Başkan Aziz Yıldırım’ın ne zaman ceza evine döneceği konuşuluyor. Yıldırım’sız bir Fenerbahçe’nin nasıl yapılanacağı, kimin başkan olacağı, olağanüstü bir kongrenin neler getirip, neler götüreceği planlanıyor.
Şike davasında CAS’ın kararının doğuracağı sonuçlar üzerine hesaplar yapılıyor.
Gelecek sezon Fenerbahçe’nin Avrupa’da olup olmayacağı tartışılıyor.
Tüm bunlar belirsizliğini korurken, kurumsallık ile duygusallık arasında gidip gelen bir başkan ve yönetimin önceliğinin teknik direktör olması elbette beklenemez.
Ben Yanal’ın bu süreçte huzursuzluk yaşadığını düşünmüyorum. Yanal Fenerbahçe’nin başında kalıp daha önemli başarılara imza atmak istemez mi? Kim olsa ister.
Ancak şunu da göz ardı etmeyelim. Ersun Yanal Fenerbahçe’yi şampiyon yapmış teknik direktör apoletini taktı. Kariyerinde çok önemli zıplama yaptı. Tekrarı daha zor ama, tıpkı Aykut Kocaman gibi değerinden herhangi bir şey yitirmesi artık söz konusu değil.

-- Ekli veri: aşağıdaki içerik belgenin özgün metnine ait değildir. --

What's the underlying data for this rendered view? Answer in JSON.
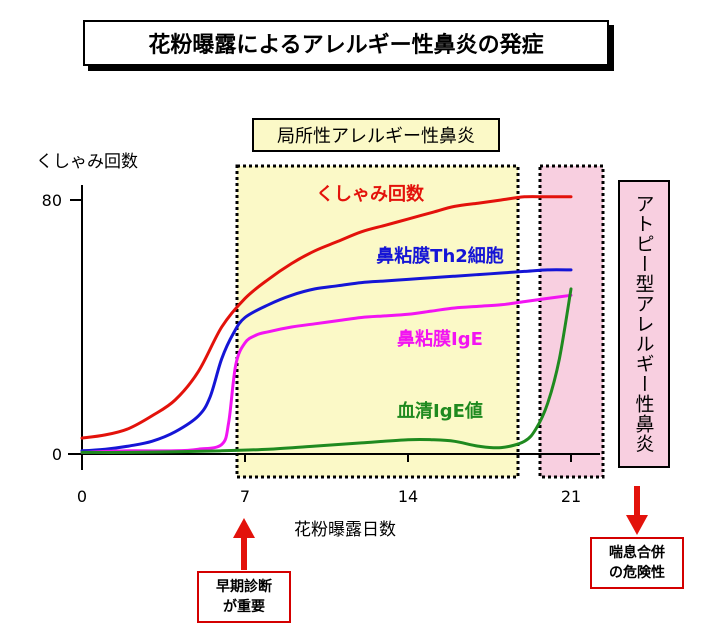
{
  "title": "花粉曝露によるアレルギー性鼻炎の発症",
  "phase_label": "局所性アレルギー性鼻炎",
  "atopic_label": "アトピー型アレルギー性鼻炎",
  "chart_data": {
    "type": "line",
    "title": "花粉曝露によるアレルギー性鼻炎の発症",
    "xlabel": "花粉曝露日数",
    "ylabel": "くしゃみ回数",
    "xlim": [
      0,
      23
    ],
    "ylim": [
      0,
      90
    ],
    "x_ticks": [
      0,
      7,
      14,
      21
    ],
    "y_ticks": [
      0,
      80
    ],
    "series": [
      {
        "name": "くしゃみ回数",
        "color": "#e3120b",
        "x": [
          0,
          1,
          2,
          3,
          4,
          5,
          6,
          7,
          8,
          9,
          10,
          11,
          12,
          13,
          14,
          15,
          16,
          17,
          18,
          19,
          20,
          21
        ],
        "values": [
          5,
          6,
          8,
          12,
          17,
          26,
          40,
          49,
          55,
          60,
          64,
          67,
          70,
          72,
          74,
          76,
          78,
          79,
          80,
          81,
          81,
          81
        ]
      },
      {
        "name": "鼻粘膜Th2細胞",
        "color": "#1515d6",
        "x": [
          0,
          1,
          2,
          3,
          4,
          5,
          5.5,
          6,
          6.5,
          7,
          8,
          9,
          10,
          11,
          12,
          13,
          14,
          15,
          16,
          17,
          18,
          19,
          20,
          21
        ],
        "values": [
          1,
          1.5,
          2.5,
          4,
          7,
          12,
          18,
          30,
          38,
          43,
          47,
          50,
          52,
          53,
          54,
          54.5,
          55,
          55.5,
          56,
          56.5,
          57,
          57.5,
          58,
          58
        ]
      },
      {
        "name": "鼻粘膜IgE",
        "color": "#f214f2",
        "x": [
          0,
          2,
          4,
          5,
          6,
          6.3,
          6.6,
          7,
          7.5,
          8,
          9,
          10,
          11,
          12,
          13,
          14,
          15,
          16,
          17,
          18,
          19,
          20,
          21
        ],
        "values": [
          0.5,
          1,
          1,
          1.5,
          3,
          10,
          28,
          35,
          37.5,
          38.5,
          40,
          41,
          42,
          43,
          43.5,
          44,
          45,
          46,
          46.5,
          47,
          48,
          49,
          50
        ]
      },
      {
        "name": "血清IgE値",
        "color": "#1f8a1f",
        "x": [
          0,
          2,
          4,
          6,
          8,
          10,
          12,
          14,
          15,
          16,
          17,
          18,
          19,
          19.5,
          20,
          20.5,
          21
        ],
        "values": [
          0.5,
          0.5,
          0.7,
          1,
          1.5,
          2.5,
          3.5,
          4.5,
          4.5,
          4,
          2.5,
          2,
          4,
          8,
          16,
          30,
          52
        ]
      }
    ],
    "annotations": [
      {
        "text": "早期診断\nが重要",
        "at_x": 7
      },
      {
        "text": "喘息合併\nの危険性",
        "at_x": 21
      }
    ],
    "legend": "inline labels"
  }
}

Fenerbahçe olmaz ise belki çok daha iyi koşullarda çalışacağı takımlar olabilir. Belki de olmayabilir, sezonu dinlenerek geçirebilir. Kim bilir, belki de orta vadede yarım bıraktığı bir hedefi vardır ve oraya odaklanabilir!

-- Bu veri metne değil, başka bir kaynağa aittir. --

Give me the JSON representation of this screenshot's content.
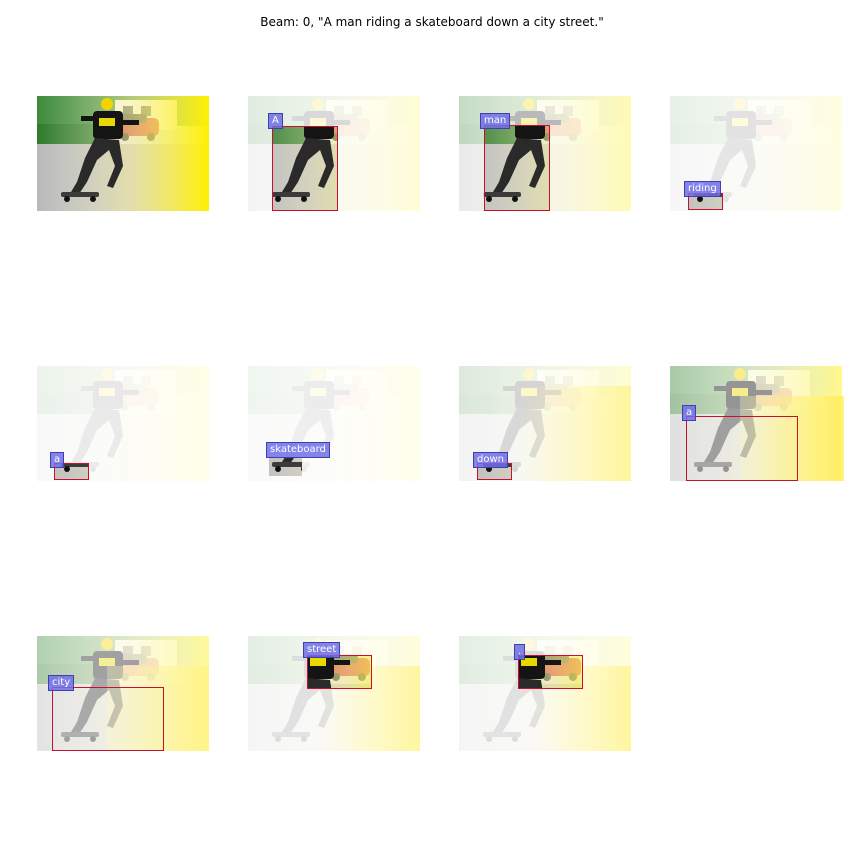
{
  "title": "Beam: 0, \"A man riding a skateboard down a city street.\"",
  "words": [
    "A",
    "man",
    "riding",
    "a",
    "skateboard",
    "down",
    "a",
    "city",
    "street",
    "."
  ],
  "colors": {
    "box_outline": "#c8102e",
    "tag_fill": "#6e6ee6",
    "heat": "#fff04a"
  }
}
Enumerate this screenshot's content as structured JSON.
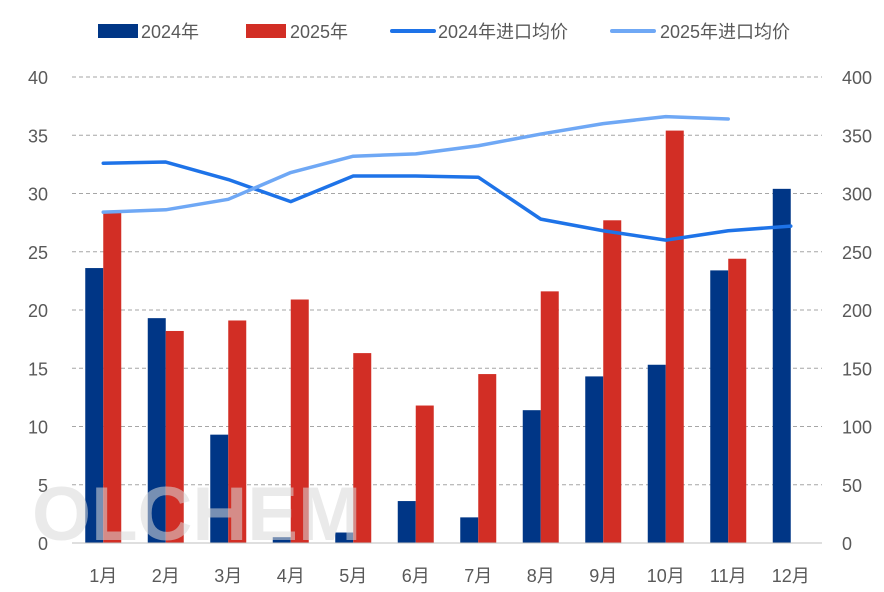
{
  "chart_data": {
    "type": "bar",
    "categories": [
      "1月",
      "2月",
      "3月",
      "4月",
      "5月",
      "6月",
      "7月",
      "8月",
      "9月",
      "10月",
      "11月",
      "12月"
    ],
    "series": [
      {
        "name": "2024年",
        "type": "bar",
        "axis": "left",
        "color": "#003686",
        "values": [
          23.6,
          19.3,
          9.3,
          0.5,
          0.9,
          3.6,
          2.2,
          11.4,
          14.3,
          15.3,
          23.4,
          30.4
        ]
      },
      {
        "name": "2025年",
        "type": "bar",
        "axis": "left",
        "color": "#D22E25",
        "values": [
          28.5,
          18.2,
          19.1,
          20.9,
          16.3,
          11.8,
          14.5,
          21.6,
          27.7,
          35.4,
          24.4,
          null
        ]
      },
      {
        "name": "2024年进口均价",
        "type": "line",
        "axis": "right",
        "color": "#1E73E8",
        "values": [
          326,
          327,
          312,
          293,
          315,
          315,
          314,
          278,
          268,
          260,
          268,
          272
        ]
      },
      {
        "name": "2025年进口均价",
        "type": "line",
        "axis": "right",
        "color": "#6FA8F5",
        "values": [
          284,
          286,
          295,
          318,
          332,
          334,
          341,
          351,
          360,
          366,
          364,
          null
        ]
      }
    ],
    "ylim": [
      0,
      40
    ],
    "y_ticks": [
      "0",
      "5",
      "10",
      "15",
      "20",
      "25",
      "30",
      "35",
      "40"
    ],
    "y2lim": [
      0,
      400
    ],
    "y2_ticks": [
      "0",
      "50",
      "100",
      "150",
      "200",
      "250",
      "300",
      "350",
      "400"
    ],
    "grid": true,
    "legend": "top",
    "title": "",
    "xlabel": "",
    "ylabel": "",
    "y2label": ""
  },
  "watermark": "OLCHEM"
}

Sarı-lacivertli kulübün, yukarıda sözünü ettiğimiz belirsizlikleri ortadan kaldırmadan sağlıklı plan yapması zor. Dolayısıyla “Başkanın önceliği ben değil kendisi. O sorunlar çözüldükten sonra bizim açımızdan herşey kolay olur” ifadeleri, Yanal ile Aziz Yıldırım arasında şampiyonluk maçından sonra yaşanan “özel diyaloga” dayalı bir güvenin ifadesidir.
Yıldırım ceza evine dönerse mi? Bu sadece Yanal için değil, Fenerbahçe Spor Kulübü için çok şeyin değişmesi ve ezberlerin bozulması anlamına gelebilir!
Yorumculuk ve hocalık!
Hami Mandıralı Trabzonspor’daki kara bulutları dağıtan idealist bir teknik adam.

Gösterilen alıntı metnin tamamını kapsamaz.